The politics in moves to raise standards

August 20, 1999

The QAA faces allegations of playing politics before serving the sector. Mike Fitzgerald, former vice-chancellor of the first "failing" university, Thames Valley University, said that he and TVU had been "cynically used as part of a political agenda".

The damning QAA quality audit that led last November to an unprecedented takeover by a funding council approved "hit-squad", "doesn't quite make sense", Dr Fitzgerald said this week on BBC Radio Four's On the Ropes programme. He said that TVU had received a glowing audit two years earlier, had scored highly in teaching quality assessments and had a "glowing set of external examiners' reports". Only months before the damning report the QAA had lavished "high praise" on the university.
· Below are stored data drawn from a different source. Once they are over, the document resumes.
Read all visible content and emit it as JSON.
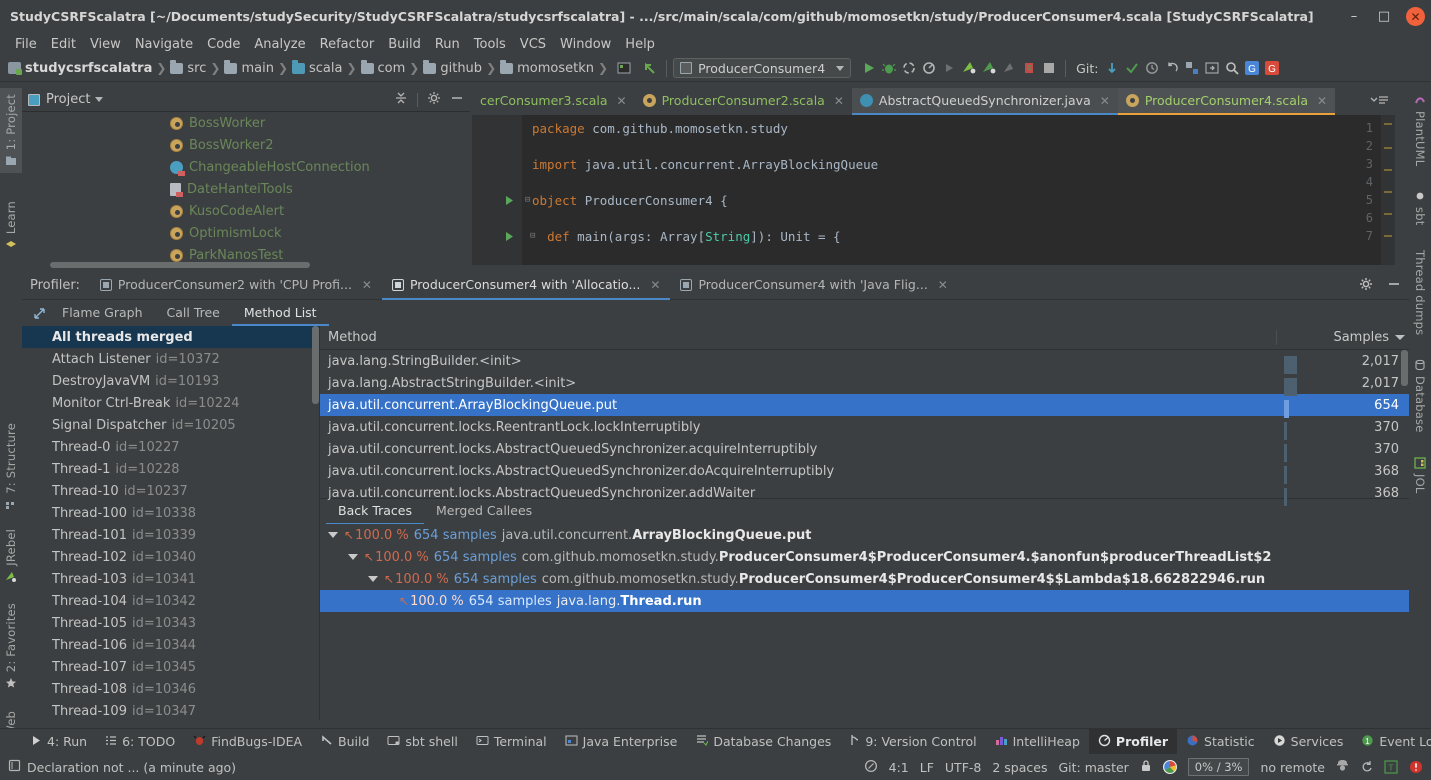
{
  "window": {
    "title": "StudyCSRFScalatra [~/Documents/studySecurity/StudyCSRFScalatra/studycsrfscalatra] - .../src/main/scala/com/github/momosetkn/study/ProducerConsumer4.scala [StudyCSRFScalatra]",
    "minimize": "–",
    "maximize": "□",
    "close": "✕"
  },
  "menu": [
    "File",
    "Edit",
    "View",
    "Navigate",
    "Code",
    "Analyze",
    "Refactor",
    "Build",
    "Run",
    "Tools",
    "VCS",
    "Window",
    "Help"
  ],
  "breadcrumbs": [
    "studycsrfscalatra",
    "src",
    "main",
    "scala",
    "com",
    "github",
    "momosetkn"
  ],
  "toolbar": {
    "run_config": "ProducerConsumer4",
    "git_label": "Git:"
  },
  "project_panel": {
    "title": "Project",
    "items": [
      {
        "label": "BossWorker",
        "icon": "scala-object-icon"
      },
      {
        "label": "BossWorker2",
        "icon": "scala-object-icon"
      },
      {
        "label": "ChangeableHostConnection",
        "icon": "scala-class-icon"
      },
      {
        "label": "DateHanteiTools",
        "icon": "file-icon"
      },
      {
        "label": "KusoCodeAlert",
        "icon": "scala-object-icon"
      },
      {
        "label": "OptimismLock",
        "icon": "scala-object-icon"
      },
      {
        "label": "ParkNanosTest",
        "icon": "scala-object-icon"
      }
    ]
  },
  "editor": {
    "tabs": [
      {
        "label": "cerConsumer3.scala",
        "icon": "scala-file-icon",
        "state": "normal"
      },
      {
        "label": "ProducerConsumer2.scala",
        "icon": "scala-object-icon",
        "state": "normal"
      },
      {
        "label": "AbstractQueuedSynchronizer.java",
        "icon": "java-class-icon",
        "state": "active-blue"
      },
      {
        "label": "ProducerConsumer4.scala",
        "icon": "scala-object-icon",
        "state": "active-selected"
      }
    ],
    "lines": [
      {
        "num": "1",
        "text": "package com.github.momosetkn.study",
        "kind": "package"
      },
      {
        "num": "2",
        "text": "",
        "kind": "blank"
      },
      {
        "num": "3",
        "text": "import java.util.concurrent.ArrayBlockingQueue",
        "kind": "import"
      },
      {
        "num": "4",
        "text": "",
        "kind": "blank"
      },
      {
        "num": "5",
        "text": "object ProducerConsumer4 {",
        "kind": "object"
      },
      {
        "num": "6",
        "text": "",
        "kind": "blank"
      },
      {
        "num": "7",
        "text": "  def main(args: Array[String]): Unit = {",
        "kind": "def"
      }
    ]
  },
  "left_rail": [
    {
      "label": "1: Project",
      "icon": "project-icon"
    },
    {
      "label": "Learn",
      "icon": "learn-icon"
    },
    {
      "label": "7: Structure",
      "icon": "structure-icon"
    },
    {
      "label": "JRebel",
      "icon": "jrebel-icon"
    },
    {
      "label": "2: Favorites",
      "icon": "star-icon"
    },
    {
      "label": "Web",
      "icon": "web-icon"
    }
  ],
  "right_rail": [
    {
      "label": "PlantUML",
      "icon": "plantuml-icon"
    },
    {
      "label": "sbt",
      "icon": "sbt-icon"
    },
    {
      "label": "Thread dumps",
      "icon": "thread-dumps-icon"
    },
    {
      "label": "Database",
      "icon": "database-icon"
    },
    {
      "label": "JOL",
      "icon": "jol-icon"
    }
  ],
  "profiler": {
    "label": "Profiler:",
    "tabs": [
      {
        "label": "ProducerConsumer2 with 'CPU Profi...",
        "active": false
      },
      {
        "label": "ProducerConsumer4 with 'Allocatio...",
        "active": true
      },
      {
        "label": "ProducerConsumer4 with 'Java Flig...",
        "active": false
      }
    ],
    "sub_tabs": [
      {
        "label": "Flame Graph",
        "active": false
      },
      {
        "label": "Call Tree",
        "active": false
      },
      {
        "label": "Method List",
        "active": true
      }
    ],
    "threads": [
      {
        "name": "All threads merged",
        "id": "",
        "selected": true
      },
      {
        "name": "Attach Listener",
        "id": "id=10372",
        "selected": false
      },
      {
        "name": "DestroyJavaVM",
        "id": "id=10193",
        "selected": false
      },
      {
        "name": "Monitor Ctrl-Break",
        "id": "id=10224",
        "selected": false
      },
      {
        "name": "Signal Dispatcher",
        "id": "id=10205",
        "selected": false
      },
      {
        "name": "Thread-0",
        "id": "id=10227",
        "selected": false
      },
      {
        "name": "Thread-1",
        "id": "id=10228",
        "selected": false
      },
      {
        "name": "Thread-10",
        "id": "id=10237",
        "selected": false
      },
      {
        "name": "Thread-100",
        "id": "id=10338",
        "selected": false
      },
      {
        "name": "Thread-101",
        "id": "id=10339",
        "selected": false
      },
      {
        "name": "Thread-102",
        "id": "id=10340",
        "selected": false
      },
      {
        "name": "Thread-103",
        "id": "id=10341",
        "selected": false
      },
      {
        "name": "Thread-104",
        "id": "id=10342",
        "selected": false
      },
      {
        "name": "Thread-105",
        "id": "id=10343",
        "selected": false
      },
      {
        "name": "Thread-106",
        "id": "id=10344",
        "selected": false
      },
      {
        "name": "Thread-107",
        "id": "id=10345",
        "selected": false
      },
      {
        "name": "Thread-108",
        "id": "id=10346",
        "selected": false
      },
      {
        "name": "Thread-109",
        "id": "id=10347",
        "selected": false
      }
    ],
    "method_columns": {
      "method": "Method",
      "samples": "Samples"
    },
    "methods": [
      {
        "name": "java.lang.StringBuilder.<init>",
        "samples": "2,017",
        "bar": 2017,
        "selected": false
      },
      {
        "name": "java.lang.AbstractStringBuilder.<init>",
        "samples": "2,017",
        "bar": 2017,
        "selected": false
      },
      {
        "name": "java.util.concurrent.ArrayBlockingQueue.put",
        "samples": "654",
        "bar": 654,
        "selected": true
      },
      {
        "name": "java.util.concurrent.locks.ReentrantLock.lockInterruptibly",
        "samples": "370",
        "bar": 370,
        "selected": false
      },
      {
        "name": "java.util.concurrent.locks.AbstractQueuedSynchronizer.acquireInterruptibly",
        "samples": "370",
        "bar": 370,
        "selected": false
      },
      {
        "name": "java.util.concurrent.locks.AbstractQueuedSynchronizer.doAcquireInterruptibly",
        "samples": "368",
        "bar": 368,
        "selected": false
      },
      {
        "name": "java.util.concurrent.locks.AbstractQueuedSynchronizer.addWaiter",
        "samples": "368",
        "bar": 368,
        "selected": false
      }
    ],
    "trace_tabs": [
      {
        "label": "Back Traces",
        "active": true
      },
      {
        "label": "Merged Callees",
        "active": false
      }
    ],
    "back_traces": [
      {
        "depth": 0,
        "expander": true,
        "pct": "100.0 %",
        "samples": "654 samples",
        "pkg": "java.util.concurrent.",
        "method": "ArrayBlockingQueue.put",
        "selected": false
      },
      {
        "depth": 1,
        "expander": true,
        "pct": "100.0 %",
        "samples": "654 samples",
        "pkg": "com.github.momosetkn.study.",
        "method": "ProducerConsumer4$ProducerConsumer4.$anonfun$producerThreadList$2",
        "selected": false
      },
      {
        "depth": 2,
        "expander": true,
        "pct": "100.0 %",
        "samples": "654 samples",
        "pkg": "com.github.momosetkn.study.",
        "method": "ProducerConsumer4$ProducerConsumer4$$Lambda$18.662822946.run",
        "selected": false
      },
      {
        "depth": 3,
        "expander": false,
        "pct": "100.0 %",
        "samples": "654 samples",
        "pkg": "java.lang.",
        "method": "Thread.run",
        "selected": true
      }
    ]
  },
  "tool_windows": [
    {
      "label": "4: Run",
      "icon": "run-icon",
      "active": false
    },
    {
      "label": "6: TODO",
      "icon": "todo-icon",
      "active": false
    },
    {
      "label": "FindBugs-IDEA",
      "icon": "findbugs-icon",
      "active": false
    },
    {
      "label": "Build",
      "icon": "build-icon",
      "active": false
    },
    {
      "label": "sbt shell",
      "icon": "sbt-shell-icon",
      "active": false
    },
    {
      "label": "Terminal",
      "icon": "terminal-icon",
      "active": false
    },
    {
      "label": "Java Enterprise",
      "icon": "java-enterprise-icon",
      "active": false
    },
    {
      "label": "Database Changes",
      "icon": "database-changes-icon",
      "active": false
    },
    {
      "label": "9: Version Control",
      "icon": "version-control-icon",
      "active": false
    },
    {
      "label": "IntelliHeap",
      "icon": "intelliheap-icon",
      "active": false
    },
    {
      "label": "Profiler",
      "icon": "profiler-icon",
      "active": true
    },
    {
      "label": "Statistic",
      "icon": "statistic-icon",
      "active": false
    },
    {
      "label": "Services",
      "icon": "services-icon",
      "active": false
    },
    {
      "label": "Event Lo",
      "icon": "event-log-icon",
      "active": false
    }
  ],
  "status_bar": {
    "message": "Declaration not ... (a minute ago)",
    "caret": "4:1",
    "line_sep": "LF",
    "encoding": "UTF-8",
    "indent": "2 spaces",
    "git_branch": "Git: master",
    "memory": "0% /  3%",
    "remote": "no remote"
  },
  "colors": {
    "accent_blue": "#3572c8",
    "tab_underline": "#4a88c7",
    "string_green": "#6a8759",
    "keyword_orange": "#cc7832",
    "percent_red": "#d06a4e",
    "close_red": "#f0613c"
  }
}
But then "something changed", he said. TVU had been caught up in a "new agenda". The QAA was advising government that it should have new powers to remove failing universities' degree-awarding powers. The TVU report said the university had lost complete quality control over its awards. Dr Fitzgerald has claimed that TVU was scapegoated.

But he also claims that the university did not conform to the QAA's "elitist" agenda. "We did not have the sort of students that the QAA thought should be in higher education."

A QAA spokesman denied the allegation saying the appendix of the QAA's TVU report said: "The board commends the mission of TVU to extend opportunity in higher education ... but regrets that a laudable mission should have been undermined by the failings identified."